The University of Arkansas has added two years to Razorback basketball Coach Mike Anderson’s contract, meaning it now runs through March 2020 and also provided new financial incentives for players’ academic performance.
The academic incentives provide up to $100,000 a year each for hitting top targets on players’ academic progress and graduation. Anderson gets about $2.2 million a year. The contract already had incentives for performance on the court.
The full release:
The University of Arkansas has signed men’s basketball coach Mike Anderson to a two-year contract extension extending his employment agreement through March 2020, it was announced by Vice Chancellor and Director of Athletics Jeff Long on Tuesday.
Anderson’s was hired by the University of Arkansas in March 2011 and his original seven-year employment agreement extended through 2018. The two-year extension includes new incentive compensation based on the men’s basketball program’s graduation success rate. Last spring, six men’s basketball student-athletes participated in graduation ceremonies.
“Mike Anderson is not only one of the nation’s best basketball coaches, he is an outstanding leader of the young men in our program,” Vice Chancellor and Director of Athletics Jeff Long said. “Under his leadership, we have made substantial progress on the court. He has firmly positioned our program to once again compete for SEC championships and return to the NCAA Tournament for years to come. Even more dramatic, has been the transformation of the academic culture within the men’s basketball program. Coach Anderson and his staff have helped establish an expectation of graduation for all men’s basketball student-athletes.”
Now in his fourth season at the helm of the Razorback program, Anderson owns a 70-41 record at Arkansas and is the first coach in program history to win 18 or more games in each of his first three years.
One of just 11 current Division I head coaches with 10+ years of experience and no losing seasons, Anderson has Arkansas off to an 11-2 start through non-conference play for the second straight year. After getting off to its best start since 1997 at 6-0, Arkansas earned its first national ranking in the Associated Press poll since 2007, reaching as high as No. 18. The Razorbacks are ranked No. 23 in this week’s Associated Press poll.
In 2013-14, the Razorbacks returned to the postseason for the first time since 2008, by earning a spot in the NIT. Improving its SEC Tournament seeding by two spots for the second straight year under Anderson, Arkansas finished fifth in the league standings at 10-8 while reaching the 20-win plateau (22-12) for the first time since the aforementioned 2007-08 campaign. Highlighting the 22-win season was the program’s first-ever season sweep of SEC rival Kentucky and a 5-1 mark against teams that advanced to the Final Four of the NCAA Tournament and NIT.

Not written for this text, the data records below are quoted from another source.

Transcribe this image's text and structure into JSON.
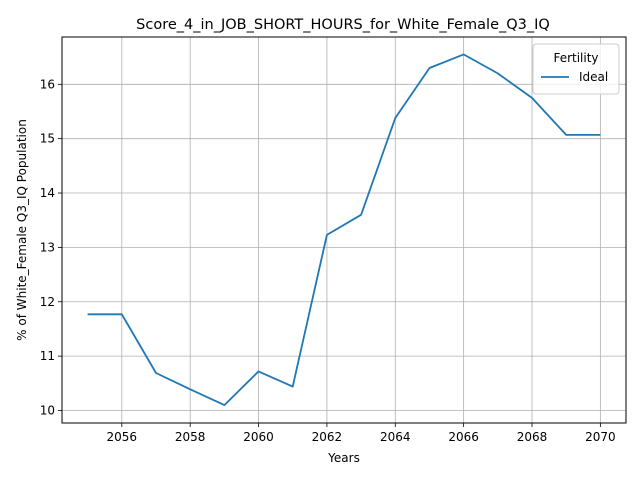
{
  "chart_data": {
    "type": "line",
    "title": "Score_4_in_JOB_SHORT_HOURS_for_White_Female_Q3_IQ",
    "xlabel": "Years",
    "ylabel": "% of White_Female Q3_IQ Population",
    "xlim": [
      2054.25,
      2070.75
    ],
    "ylim": [
      9.77,
      16.87
    ],
    "xticks": [
      2056,
      2058,
      2060,
      2062,
      2064,
      2066,
      2068,
      2070
    ],
    "yticks": [
      10,
      11,
      12,
      13,
      14,
      15,
      16
    ],
    "grid": true,
    "legend": {
      "title": "Fertility",
      "placement": "top-right"
    },
    "series": [
      {
        "name": "Ideal",
        "color": "#1f77b4",
        "x": [
          2055,
          2056,
          2057,
          2058,
          2059,
          2060,
          2061,
          2062,
          2063,
          2064,
          2065,
          2066,
          2067,
          2068,
          2069,
          2070
        ],
        "y": [
          11.77,
          11.77,
          10.69,
          10.39,
          10.1,
          10.72,
          10.44,
          13.23,
          13.6,
          15.38,
          16.3,
          16.55,
          16.2,
          15.75,
          15.07,
          15.07
        ]
      }
    ]
  }
}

Anderson has also re-established Bud Walton Arena as one of the toughest places to play and brought excitement back to the tradition-rich program. Over Anderson’s three-plus years, Arkansas is 60-6 at Bud Walton Arena with two win streaks of 15 or more games. Each of Anderson’s first three teams won a program record 17 home games, while the 2012-13 squad posted just the third unbeaten SEC home record (9-0) in program history and the first since 1998.

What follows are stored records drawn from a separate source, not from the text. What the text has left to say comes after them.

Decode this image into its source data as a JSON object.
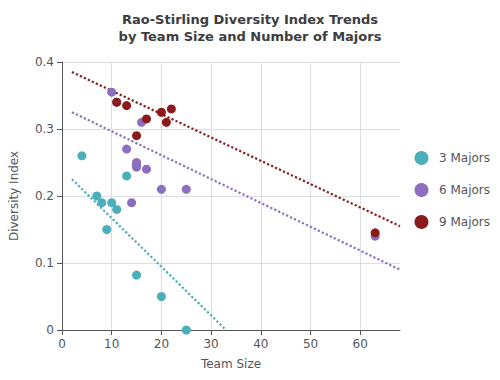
{
  "chart_data": {
    "type": "scatter",
    "title": "Rao-Stirling Diversity Index Trends\nby Team Size and Number of Majors",
    "x_label": "Team Size",
    "y_label": "Diversity Index",
    "xlim": [
      0,
      68
    ],
    "ylim": [
      0,
      0.4
    ],
    "xticks": [
      0,
      10,
      20,
      30,
      40,
      50,
      60
    ],
    "yticks": [
      0,
      0.1,
      0.2,
      0.3,
      0.4
    ],
    "grid": true,
    "legend": "right",
    "series": [
      {
        "name": "3 Majors",
        "color": "#4AAFBA",
        "x": [
          4,
          7,
          8,
          9,
          10,
          11,
          13,
          15,
          20,
          25
        ],
        "values": [
          0.26,
          0.2,
          0.19,
          0.15,
          0.19,
          0.18,
          0.23,
          0.082,
          0.05,
          0.0
        ],
        "trend": {
          "x": [
            2,
            33
          ],
          "values": [
            0.225,
            0.0
          ],
          "line_style": "dotted"
        }
      },
      {
        "name": "6 Majors",
        "color": "#8B6FBE",
        "x": [
          10,
          11,
          13,
          14,
          15,
          15,
          15,
          15,
          16,
          17,
          20,
          25,
          63
        ],
        "values": [
          0.355,
          0.34,
          0.27,
          0.19,
          0.25,
          0.248,
          0.245,
          0.243,
          0.31,
          0.24,
          0.21,
          0.21,
          0.14
        ],
        "trend": {
          "x": [
            2,
            68
          ],
          "values": [
            0.325,
            0.09
          ],
          "line_style": "dotted"
        }
      },
      {
        "name": "9 Majors",
        "color": "#8B1A1A",
        "x": [
          11,
          13,
          15,
          17,
          20,
          21,
          22,
          63
        ],
        "values": [
          0.34,
          0.335,
          0.29,
          0.315,
          0.325,
          0.31,
          0.33,
          0.145
        ],
        "trend": {
          "x": [
            2,
            68
          ],
          "values": [
            0.385,
            0.155
          ],
          "line_style": "dotted"
        }
      }
    ]
  }
}
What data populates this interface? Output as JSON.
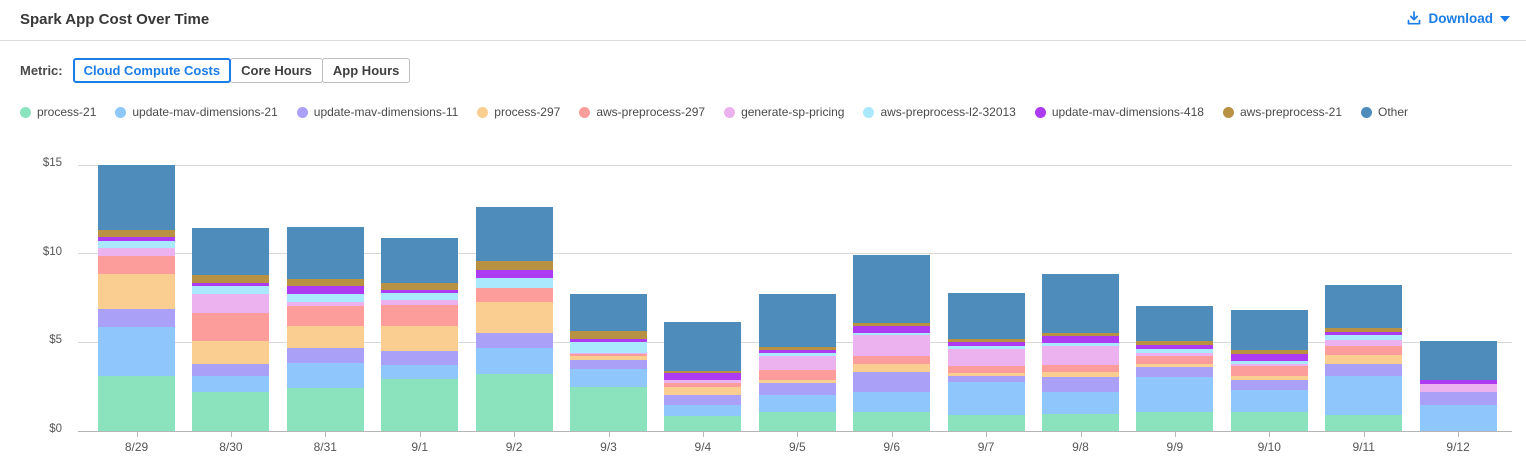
{
  "header": {
    "title": "Spark App Cost Over Time",
    "download_label": "Download"
  },
  "metric": {
    "label": "Metric:",
    "tabs": [
      {
        "label": "Cloud Compute Costs",
        "selected": true
      },
      {
        "label": "Core Hours",
        "selected": false
      },
      {
        "label": "App Hours",
        "selected": false
      }
    ]
  },
  "colors": {
    "accent_blue": "#1c7ce6",
    "grid": "#d9d9d9",
    "axis_text": "#555555"
  },
  "chart_data": {
    "type": "bar",
    "stacked": true,
    "title": "Spark App Cost Over Time",
    "xlabel": "",
    "ylabel": "",
    "ylim": [
      0,
      15
    ],
    "y_ticks": [
      {
        "label": "$0",
        "value": 0
      },
      {
        "label": "$5",
        "value": 5
      },
      {
        "label": "$10",
        "value": 10
      },
      {
        "label": "$15",
        "value": 15
      }
    ],
    "grid": "horizontal",
    "legend_position": "top",
    "categories": [
      "8/29",
      "8/30",
      "8/31",
      "9/1",
      "9/2",
      "9/3",
      "9/4",
      "9/5",
      "9/6",
      "9/7",
      "9/8",
      "9/9",
      "9/10",
      "9/11",
      "9/12"
    ],
    "series": [
      {
        "name": "process-21",
        "color": "#8BE3BE",
        "values": [
          3.1,
          2.2,
          2.4,
          2.95,
          3.2,
          2.45,
          0.85,
          1.05,
          1.05,
          0.9,
          0.95,
          1.05,
          1.05,
          0.9,
          0.0
        ]
      },
      {
        "name": "update-mav-dimensions-21",
        "color": "#8FC7FD",
        "values": [
          2.75,
          0.9,
          1.45,
          0.75,
          1.5,
          1.05,
          0.6,
          0.95,
          1.15,
          1.85,
          1.25,
          2.0,
          1.25,
          2.2,
          1.45
        ]
      },
      {
        "name": "update-mav-dimensions-11",
        "color": "#ABA0F8",
        "values": [
          1.0,
          0.65,
          0.8,
          0.8,
          0.85,
          0.5,
          0.6,
          0.7,
          1.15,
          0.35,
          0.85,
          0.55,
          0.55,
          0.7,
          0.75
        ]
      },
      {
        "name": "process-297",
        "color": "#FACD90",
        "values": [
          2.0,
          1.35,
          1.25,
          1.4,
          1.7,
          0.2,
          0.45,
          0.2,
          0.45,
          0.15,
          0.25,
          0.2,
          0.25,
          0.5,
          0.0
        ]
      },
      {
        "name": "aws-preprocess-297",
        "color": "#FC9D9B",
        "values": [
          1.0,
          1.55,
          1.15,
          1.2,
          0.8,
          0.15,
          0.2,
          0.55,
          0.45,
          0.4,
          0.4,
          0.4,
          0.55,
          0.5,
          0.0
        ]
      },
      {
        "name": "generate-sp-pricing",
        "color": "#ECB2EF",
        "values": [
          0.47,
          1.05,
          0.2,
          0.3,
          0.0,
          0.05,
          0.15,
          0.75,
          1.15,
          1.0,
          1.1,
          0.2,
          0.1,
          0.35,
          0.45
        ]
      },
      {
        "name": "aws-preprocess-l2-32013",
        "color": "#A9E8FD",
        "values": [
          0.41,
          0.45,
          0.45,
          0.4,
          0.55,
          0.6,
          0.05,
          0.2,
          0.15,
          0.15,
          0.15,
          0.25,
          0.2,
          0.25,
          0.0
        ]
      },
      {
        "name": "update-mav-dimensions-418",
        "color": "#AC3BF2",
        "values": [
          0.2,
          0.2,
          0.45,
          0.15,
          0.5,
          0.2,
          0.35,
          0.15,
          0.35,
          0.2,
          0.4,
          0.2,
          0.4,
          0.2,
          0.25
        ]
      },
      {
        "name": "aws-preprocess-21",
        "color": "#B99143",
        "values": [
          0.43,
          0.45,
          0.4,
          0.4,
          0.5,
          0.45,
          0.15,
          0.2,
          0.2,
          0.2,
          0.2,
          0.25,
          0.2,
          0.2,
          0.0
        ]
      },
      {
        "name": "Other",
        "color": "#4D8CBB",
        "values": [
          3.65,
          2.65,
          2.95,
          2.55,
          3.05,
          2.1,
          2.75,
          3.0,
          3.85,
          2.6,
          3.3,
          1.95,
          2.3,
          2.45,
          2.15
        ]
      }
    ]
  }
}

The Razorbacks currently lead the nation in assists (19.2) and rank ninth in scoring (84.5). Arkansas leads the SEC in scoring, three-pointers (7.7) assists, steals (8.4) and assist/turnover ratio (1.6) after leading the league in four of those five categories a year ago. Over Anderson’s 111 games as head coach, the Razorbacks have won the turnover battle 93 times.
Anderson remains among the top men’s basketball coaches in the Southeastern Conference and nationally with an annual total compensation of more than $2.2 million. Coach Anderson’s compensation is paid with athletic department-generated revenues and private gift support, and will not include any taxpayer dollars, University support, or student fees.

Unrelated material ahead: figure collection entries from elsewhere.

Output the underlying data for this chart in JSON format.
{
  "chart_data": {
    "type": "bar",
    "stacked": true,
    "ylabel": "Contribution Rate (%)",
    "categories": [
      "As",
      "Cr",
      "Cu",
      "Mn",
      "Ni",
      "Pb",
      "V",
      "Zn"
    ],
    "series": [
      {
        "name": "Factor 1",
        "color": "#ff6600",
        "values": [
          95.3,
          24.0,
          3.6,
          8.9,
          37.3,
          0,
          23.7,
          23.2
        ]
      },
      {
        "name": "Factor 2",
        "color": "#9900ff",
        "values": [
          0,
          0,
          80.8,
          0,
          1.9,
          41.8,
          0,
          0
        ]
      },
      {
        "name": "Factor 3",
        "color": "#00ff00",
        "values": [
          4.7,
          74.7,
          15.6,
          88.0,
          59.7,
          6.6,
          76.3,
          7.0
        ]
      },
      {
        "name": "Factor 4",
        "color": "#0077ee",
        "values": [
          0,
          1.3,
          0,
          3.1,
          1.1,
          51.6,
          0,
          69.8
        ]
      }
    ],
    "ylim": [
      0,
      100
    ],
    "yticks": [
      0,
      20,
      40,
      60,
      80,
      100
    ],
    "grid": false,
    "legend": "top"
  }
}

“I want to thank Jeff Long, Chancellor David Gearhart and the Board of Trustees for their faith and confidence in what we are building with this basketball program,” Anderson said. “This is the kind of commitment that confirms my decision to be the head coach at the University Arkansas and return to a place that has been so great to me and my family. I know I’m the right person for this job and I know how many people in the state of Arkansas that our program touches. We will return to NCAA Tournaments and I will get the job done.”
Arkansas opens SEC play on Tuesday night at Georgia before returning home to Bud Walton Arena for its SEC home opener on Saturday, Jan. 10 against Vanderbilt.